The belief “ransomware will not happen to me” can also be a standalone argument. The challenge here is that the premise of the argument is unknown. This means we need data to support probability. With insufficient reporting data to capture accurate rates of ransomware on SMBs, this is problematic and can lead to confirmation bias. If I can't find data on others like me as an SMB, then I may conclude that this confirms I'm not at risk.

Anchoring bias

I may be able to find data in aggregate that states that my SMB’s industries are not as commonly targeted. This piece of data can lead to an anchoring bias, which is the tendency to rely heavily on the first piece of information we are given. While ransomware might not be as common in your industry, that does not mean it does not exist. We need to research further rather than latching onto this data to anchor our belief.

Acknowledge and act

The best way to combat these formal fallacies and biases is for the SMB and their MSP to acknowledge these beliefs and act to challenge them through proper education. Below are some of the most effective exercises we have seen SMBs and MSPs use to better educate themselves on real versus perceived ransomware risk likelihood:

  1. Threat profiling is an exercise that collects information, from vendor partners and open-source intelligence sources, to inform which threat actors are likely to target the business, using which tactics.
  2. Data flow diagrams can help you to map out your unique operating environment and see how all your systems connect together to better inform how data moves and resides within your IT environment.
  3. A risk assessment uses the threat profile information and overlays on the data flow diagram to determine where the business is most susceptible to attacker tactics.
  4. Corrective action planning is the last exercise, where you prioritize the largest gaps in protection using a threat- and risk-informed approach.

2. Being resigned to victimhood

“Large companies and enterprises get hit with ransomware all the time.
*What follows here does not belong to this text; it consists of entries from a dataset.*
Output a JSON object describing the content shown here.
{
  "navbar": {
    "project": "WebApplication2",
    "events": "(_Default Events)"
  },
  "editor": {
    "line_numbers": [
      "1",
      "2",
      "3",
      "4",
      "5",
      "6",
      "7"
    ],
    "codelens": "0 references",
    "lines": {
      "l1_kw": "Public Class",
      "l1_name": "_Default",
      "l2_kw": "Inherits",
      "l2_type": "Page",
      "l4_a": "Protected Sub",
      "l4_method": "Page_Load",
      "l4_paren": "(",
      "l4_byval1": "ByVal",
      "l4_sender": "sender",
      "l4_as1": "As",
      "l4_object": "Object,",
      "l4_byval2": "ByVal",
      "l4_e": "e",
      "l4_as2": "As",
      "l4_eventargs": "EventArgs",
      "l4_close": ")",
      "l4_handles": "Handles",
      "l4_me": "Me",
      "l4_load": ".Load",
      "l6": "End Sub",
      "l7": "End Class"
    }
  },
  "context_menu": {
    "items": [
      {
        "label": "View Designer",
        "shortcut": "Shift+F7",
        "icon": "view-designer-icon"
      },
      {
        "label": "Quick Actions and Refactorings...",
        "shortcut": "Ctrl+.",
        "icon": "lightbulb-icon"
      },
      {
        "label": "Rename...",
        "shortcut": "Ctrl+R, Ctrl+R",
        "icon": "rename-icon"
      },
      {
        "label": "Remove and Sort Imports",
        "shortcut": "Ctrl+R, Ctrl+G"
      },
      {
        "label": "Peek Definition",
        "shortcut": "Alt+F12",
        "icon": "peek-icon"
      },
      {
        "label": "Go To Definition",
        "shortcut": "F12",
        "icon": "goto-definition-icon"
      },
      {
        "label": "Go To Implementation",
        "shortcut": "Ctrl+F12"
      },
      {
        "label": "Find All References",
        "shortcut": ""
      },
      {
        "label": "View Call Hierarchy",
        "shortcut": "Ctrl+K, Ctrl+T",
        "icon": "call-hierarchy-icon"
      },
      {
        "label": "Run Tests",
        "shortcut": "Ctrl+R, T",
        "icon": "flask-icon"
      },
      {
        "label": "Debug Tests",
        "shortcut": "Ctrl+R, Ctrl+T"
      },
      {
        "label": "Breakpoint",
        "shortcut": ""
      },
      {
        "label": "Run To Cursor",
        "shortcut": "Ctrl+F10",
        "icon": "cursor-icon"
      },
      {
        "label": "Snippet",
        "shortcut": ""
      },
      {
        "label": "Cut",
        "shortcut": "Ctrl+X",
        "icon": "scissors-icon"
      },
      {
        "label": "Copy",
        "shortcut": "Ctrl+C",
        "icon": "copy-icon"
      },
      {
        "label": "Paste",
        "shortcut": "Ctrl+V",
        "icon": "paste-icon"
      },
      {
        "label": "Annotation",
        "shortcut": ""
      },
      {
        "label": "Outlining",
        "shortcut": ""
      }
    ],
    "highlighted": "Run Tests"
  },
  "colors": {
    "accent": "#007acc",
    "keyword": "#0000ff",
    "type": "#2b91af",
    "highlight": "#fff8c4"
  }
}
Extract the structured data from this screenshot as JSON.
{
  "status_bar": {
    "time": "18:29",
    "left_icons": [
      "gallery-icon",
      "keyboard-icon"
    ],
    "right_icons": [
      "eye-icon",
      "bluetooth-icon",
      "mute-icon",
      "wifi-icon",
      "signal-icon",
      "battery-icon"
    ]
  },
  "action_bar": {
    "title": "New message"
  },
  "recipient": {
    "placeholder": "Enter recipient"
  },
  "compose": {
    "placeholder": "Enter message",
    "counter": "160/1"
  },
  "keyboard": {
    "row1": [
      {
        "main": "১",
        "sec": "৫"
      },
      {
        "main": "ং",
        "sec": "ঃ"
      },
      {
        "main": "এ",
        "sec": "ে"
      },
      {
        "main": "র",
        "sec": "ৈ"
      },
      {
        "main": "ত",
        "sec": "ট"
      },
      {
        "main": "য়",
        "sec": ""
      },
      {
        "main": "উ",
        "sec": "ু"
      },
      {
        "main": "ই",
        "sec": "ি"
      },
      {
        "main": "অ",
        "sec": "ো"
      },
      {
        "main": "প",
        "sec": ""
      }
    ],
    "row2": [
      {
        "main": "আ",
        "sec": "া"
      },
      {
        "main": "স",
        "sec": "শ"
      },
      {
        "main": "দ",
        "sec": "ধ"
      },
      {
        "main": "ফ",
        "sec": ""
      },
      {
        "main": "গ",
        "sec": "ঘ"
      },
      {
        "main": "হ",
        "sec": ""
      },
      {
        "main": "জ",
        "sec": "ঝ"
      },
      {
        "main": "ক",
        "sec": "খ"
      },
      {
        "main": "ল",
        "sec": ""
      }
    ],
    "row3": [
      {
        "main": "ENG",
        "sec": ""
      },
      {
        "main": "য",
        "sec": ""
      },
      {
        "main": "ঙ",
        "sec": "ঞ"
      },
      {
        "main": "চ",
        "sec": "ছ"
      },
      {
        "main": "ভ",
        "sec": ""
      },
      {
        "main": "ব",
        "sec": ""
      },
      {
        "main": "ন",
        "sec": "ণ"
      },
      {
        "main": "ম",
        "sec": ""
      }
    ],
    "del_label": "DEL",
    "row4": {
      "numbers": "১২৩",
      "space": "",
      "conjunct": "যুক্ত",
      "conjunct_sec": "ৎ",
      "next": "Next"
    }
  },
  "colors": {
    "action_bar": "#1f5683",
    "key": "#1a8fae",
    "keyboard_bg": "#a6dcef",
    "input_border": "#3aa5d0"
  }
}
As an SMB, I don't stand a chance. I don't have the resources they do. This is hopeless; there’s nothing I can do about it.”

Victim mentality

This past year has seen a number of companies that were supposedly “too large and well-funded to be hacked” reporting ransomware breaches. It feels like there is a constant stream of information re-enforcing the mentality that, even with a multi-million dollar security program, an SMB will not be able to effectively defend against the adverse outcomes from ransomware. This barrage of information can make them feel a loss of control and that the world is against them.

Learned helplessness

These frequent negative outcomes for “prepared” organizations are building a sense of learned helplessness, or powerlessness, within the SMB space. If a well-funded and organized company can't stop ransomware, why should we even try?
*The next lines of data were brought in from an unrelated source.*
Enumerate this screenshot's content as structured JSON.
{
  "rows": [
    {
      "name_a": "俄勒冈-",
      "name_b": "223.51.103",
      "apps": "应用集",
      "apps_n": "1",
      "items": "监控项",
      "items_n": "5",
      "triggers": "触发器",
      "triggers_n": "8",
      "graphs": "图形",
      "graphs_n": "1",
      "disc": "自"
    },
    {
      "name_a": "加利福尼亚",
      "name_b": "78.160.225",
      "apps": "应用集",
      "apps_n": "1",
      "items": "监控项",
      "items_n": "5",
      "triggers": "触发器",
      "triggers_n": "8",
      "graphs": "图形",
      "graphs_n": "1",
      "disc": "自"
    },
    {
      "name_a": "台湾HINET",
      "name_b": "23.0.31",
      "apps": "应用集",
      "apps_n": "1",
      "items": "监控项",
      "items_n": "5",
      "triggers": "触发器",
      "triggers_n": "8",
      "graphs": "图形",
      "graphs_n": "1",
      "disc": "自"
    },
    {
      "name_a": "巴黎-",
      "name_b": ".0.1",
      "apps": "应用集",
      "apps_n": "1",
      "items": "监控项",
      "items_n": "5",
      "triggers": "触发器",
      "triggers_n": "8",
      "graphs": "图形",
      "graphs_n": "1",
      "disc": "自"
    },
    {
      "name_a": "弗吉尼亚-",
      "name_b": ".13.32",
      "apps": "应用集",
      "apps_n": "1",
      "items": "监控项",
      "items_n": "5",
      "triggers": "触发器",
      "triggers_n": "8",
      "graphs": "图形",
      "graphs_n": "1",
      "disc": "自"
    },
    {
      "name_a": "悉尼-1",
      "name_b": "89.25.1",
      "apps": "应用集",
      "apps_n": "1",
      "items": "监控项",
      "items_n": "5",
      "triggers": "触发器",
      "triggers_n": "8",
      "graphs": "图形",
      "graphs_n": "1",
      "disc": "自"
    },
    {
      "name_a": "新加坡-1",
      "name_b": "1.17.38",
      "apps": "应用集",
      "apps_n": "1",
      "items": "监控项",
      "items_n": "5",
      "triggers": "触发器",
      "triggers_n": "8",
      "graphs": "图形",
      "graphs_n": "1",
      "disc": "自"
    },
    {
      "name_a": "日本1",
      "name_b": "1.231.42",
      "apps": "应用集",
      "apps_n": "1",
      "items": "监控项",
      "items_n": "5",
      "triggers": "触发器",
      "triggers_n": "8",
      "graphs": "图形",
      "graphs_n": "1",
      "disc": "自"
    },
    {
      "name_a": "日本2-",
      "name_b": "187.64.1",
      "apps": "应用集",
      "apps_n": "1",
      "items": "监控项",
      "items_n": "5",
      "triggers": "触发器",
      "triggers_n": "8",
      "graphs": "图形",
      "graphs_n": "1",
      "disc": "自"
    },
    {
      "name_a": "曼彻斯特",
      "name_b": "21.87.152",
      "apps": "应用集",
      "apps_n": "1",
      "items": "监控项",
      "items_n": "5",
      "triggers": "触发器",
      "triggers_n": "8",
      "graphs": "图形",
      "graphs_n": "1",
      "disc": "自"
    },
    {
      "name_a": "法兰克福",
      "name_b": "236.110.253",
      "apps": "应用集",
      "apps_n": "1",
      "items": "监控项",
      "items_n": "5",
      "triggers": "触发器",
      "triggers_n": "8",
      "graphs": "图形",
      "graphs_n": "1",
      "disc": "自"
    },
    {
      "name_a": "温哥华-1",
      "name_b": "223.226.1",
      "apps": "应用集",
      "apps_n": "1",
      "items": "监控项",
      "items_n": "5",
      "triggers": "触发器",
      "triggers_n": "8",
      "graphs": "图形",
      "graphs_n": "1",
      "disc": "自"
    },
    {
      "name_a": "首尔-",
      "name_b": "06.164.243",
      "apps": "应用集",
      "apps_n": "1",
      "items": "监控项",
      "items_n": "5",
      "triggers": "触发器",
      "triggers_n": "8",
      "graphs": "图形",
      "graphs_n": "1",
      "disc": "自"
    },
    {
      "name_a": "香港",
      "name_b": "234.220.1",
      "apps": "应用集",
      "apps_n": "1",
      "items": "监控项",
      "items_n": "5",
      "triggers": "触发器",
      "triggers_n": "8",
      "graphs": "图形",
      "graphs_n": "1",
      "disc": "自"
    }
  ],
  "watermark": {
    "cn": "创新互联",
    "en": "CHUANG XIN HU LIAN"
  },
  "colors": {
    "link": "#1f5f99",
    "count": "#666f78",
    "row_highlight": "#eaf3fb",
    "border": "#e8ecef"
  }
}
This mentality takes a binary view on a ransomware attack, viewing it as an all-or-nothing event. In reality, there are degrees of success of a ransomware attack. The goal of becoming immune to ransomware can spark feelings of learned helplessness, but if you reframe it as minimizing the damage a successful attack will have, this allows you to regain a sense of control in what otherwise may feel like an impossible effort.

Pessimism bias

This echo chamber of successful attacks (and thus presumed unsuccessful mitigations) is driving a pessimism bias. As empathetic beings, we feel the pain of these attacked organizations as though it were our own. We then tie this negative emotion to our expectation of an event (i.e. a ransomware attack), creating the expectation of a negative outcome for our own organization.

Acknowledge and act

Biases and beliefs shape our reality. If an SMB believes they are going to fall victim to ransomware and fails to protect against it, they actually make that exact adverse outcome more likely.
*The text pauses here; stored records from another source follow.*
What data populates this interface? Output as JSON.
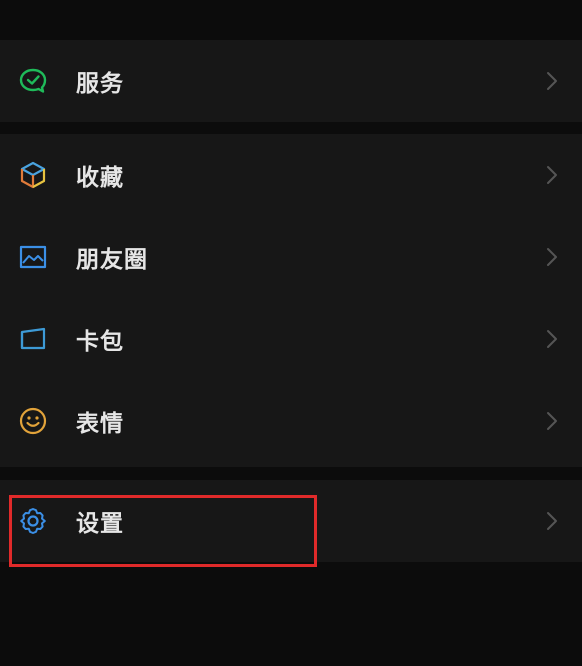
{
  "menu": {
    "services": {
      "label": "服务",
      "icon": "wechat-pay-check-icon",
      "color": "#1fbb5a"
    },
    "favorites": {
      "label": "收藏",
      "icon": "cube-icon"
    },
    "moments": {
      "label": "朋友圈",
      "icon": "picture-icon",
      "color": "#3b8fe6"
    },
    "cards": {
      "label": "卡包",
      "icon": "card-wallet-icon",
      "color": "#3d9ad6"
    },
    "stickers": {
      "label": "表情",
      "icon": "smiley-icon",
      "color": "#e2a33a"
    },
    "settings": {
      "label": "设置",
      "icon": "gear-icon",
      "color": "#3b8fe6"
    }
  },
  "highlight": {
    "color": "#e02a2a",
    "target": "settings"
  }
}
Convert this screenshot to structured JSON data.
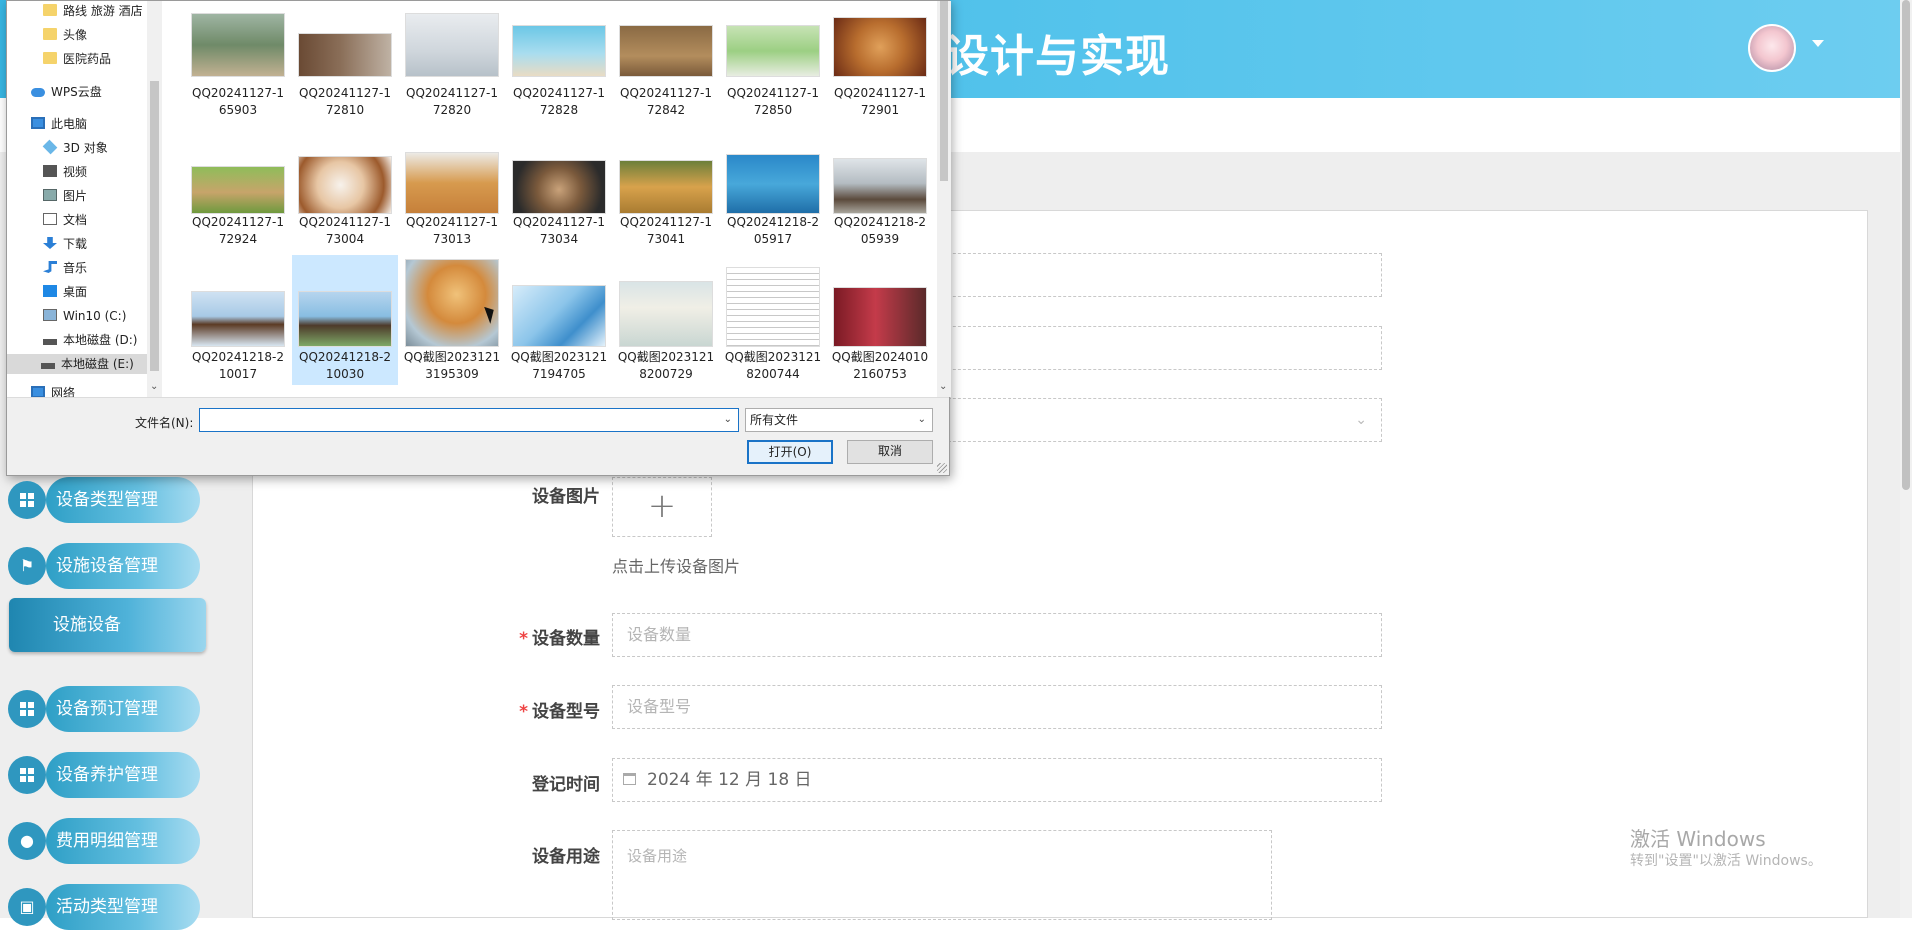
{
  "app": {
    "title": "设计与实现",
    "colors": {
      "header": "#37b6e3",
      "menu": "#2f97bf",
      "required": "#e44444"
    }
  },
  "sidebar": {
    "items": [
      {
        "label": "设备类型管理",
        "icon": "grid-icon"
      },
      {
        "label": "设施设备管理",
        "icon": "flag-icon"
      },
      {
        "label": "设备预订管理",
        "icon": "grid-icon"
      },
      {
        "label": "设备养护管理",
        "icon": "grid-icon"
      },
      {
        "label": "费用明细管理",
        "icon": "user-icon"
      },
      {
        "label": "活动类型管理",
        "icon": "briefcase-icon"
      }
    ],
    "active_sub": "设施设备"
  },
  "form": {
    "image_label": "设备图片",
    "upload_tip": "点击上传设备图片",
    "quantity_label": "设备数量",
    "quantity_placeholder": "设备数量",
    "model_label": "设备型号",
    "model_placeholder": "设备型号",
    "date_label": "登记时间",
    "date_value": "2024 年 12 月 18 日",
    "usage_label": "设备用途",
    "usage_placeholder": "设备用途",
    "required_mark": "*"
  },
  "watermark": {
    "line1": "激活 Windows",
    "line2": "转到\"设置\"以激活 Windows。"
  },
  "dialog": {
    "tree": [
      {
        "label": "路线 旅游 酒店",
        "icon": "folder-icon"
      },
      {
        "label": "头像",
        "icon": "folder-icon"
      },
      {
        "label": "医院药品",
        "icon": "folder-icon"
      },
      {
        "label": "WPS云盘",
        "icon": "cloud-icon"
      },
      {
        "label": "此电脑",
        "icon": "pc-icon"
      },
      {
        "label": "3D 对象",
        "icon": "cube-icon"
      },
      {
        "label": "视频",
        "icon": "video-icon"
      },
      {
        "label": "图片",
        "icon": "picture-icon"
      },
      {
        "label": "文档",
        "icon": "document-icon"
      },
      {
        "label": "下载",
        "icon": "download-icon"
      },
      {
        "label": "音乐",
        "icon": "music-icon"
      },
      {
        "label": "桌面",
        "icon": "desktop-icon"
      },
      {
        "label": "Win10 (C:)",
        "icon": "drive-icon"
      },
      {
        "label": "本地磁盘 (D:)",
        "icon": "drive-icon"
      },
      {
        "label": "本地磁盘 (E:)",
        "icon": "drive-icon"
      },
      {
        "label": "网络",
        "icon": "network-icon"
      }
    ],
    "files": [
      {
        "name": "QQ20241127-165903",
        "thumb": "horse-rider"
      },
      {
        "name": "QQ20241127-172810",
        "thumb": "dog-cat"
      },
      {
        "name": "QQ20241127-172820",
        "thumb": "cat-device"
      },
      {
        "name": "QQ20241127-172828",
        "thumb": "chinchilla"
      },
      {
        "name": "QQ20241127-172842",
        "thumb": "mouse"
      },
      {
        "name": "QQ20241127-172850",
        "thumb": "pet-carrier"
      },
      {
        "name": "QQ20241127-172901",
        "thumb": "hamster"
      },
      {
        "name": "QQ20241127-172924",
        "thumb": "cat-grass"
      },
      {
        "name": "QQ20241127-173004",
        "thumb": "puppy"
      },
      {
        "name": "QQ20241127-173013",
        "thumb": "golden-dog"
      },
      {
        "name": "QQ20241127-173034",
        "thumb": "pug"
      },
      {
        "name": "QQ20241127-173041",
        "thumb": "dog-field"
      },
      {
        "name": "QQ20241218-205917",
        "thumb": "event-banner"
      },
      {
        "name": "QQ20241218-205939",
        "thumb": "horse-riders"
      },
      {
        "name": "QQ20241218-210017",
        "thumb": "horse-jump"
      },
      {
        "name": "QQ20241218-210030",
        "thumb": "horse-child"
      },
      {
        "name": "QQ截图20231213195309",
        "thumb": "cat-closeup"
      },
      {
        "name": "QQ截图20231217194705",
        "thumb": "vaccine"
      },
      {
        "name": "QQ截图20231218200729",
        "thumb": "certificate"
      },
      {
        "name": "QQ截图20231218200744",
        "thumb": "document-scan"
      },
      {
        "name": "QQ截图20240102160753",
        "thumb": "vet-room"
      }
    ],
    "filename_label": "文件名(N):",
    "filename_value": "",
    "filter_value": "所有文件",
    "open_label": "打开(O)",
    "cancel_label": "取消",
    "caret": "⌄"
  }
}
Despite the fear and uncertainty, the most important variable missing from this mental math is environment complexity. The more complex the environment, the more difficult it is to protect. SMBs have an advantage over their large-business counterparts, as the SMB IT environment is usually easier to control with the right in-house tech staff and/or MSP partners. That means SMBs are better situated than large companies to deter and recover from attacks — with the right strategic investments.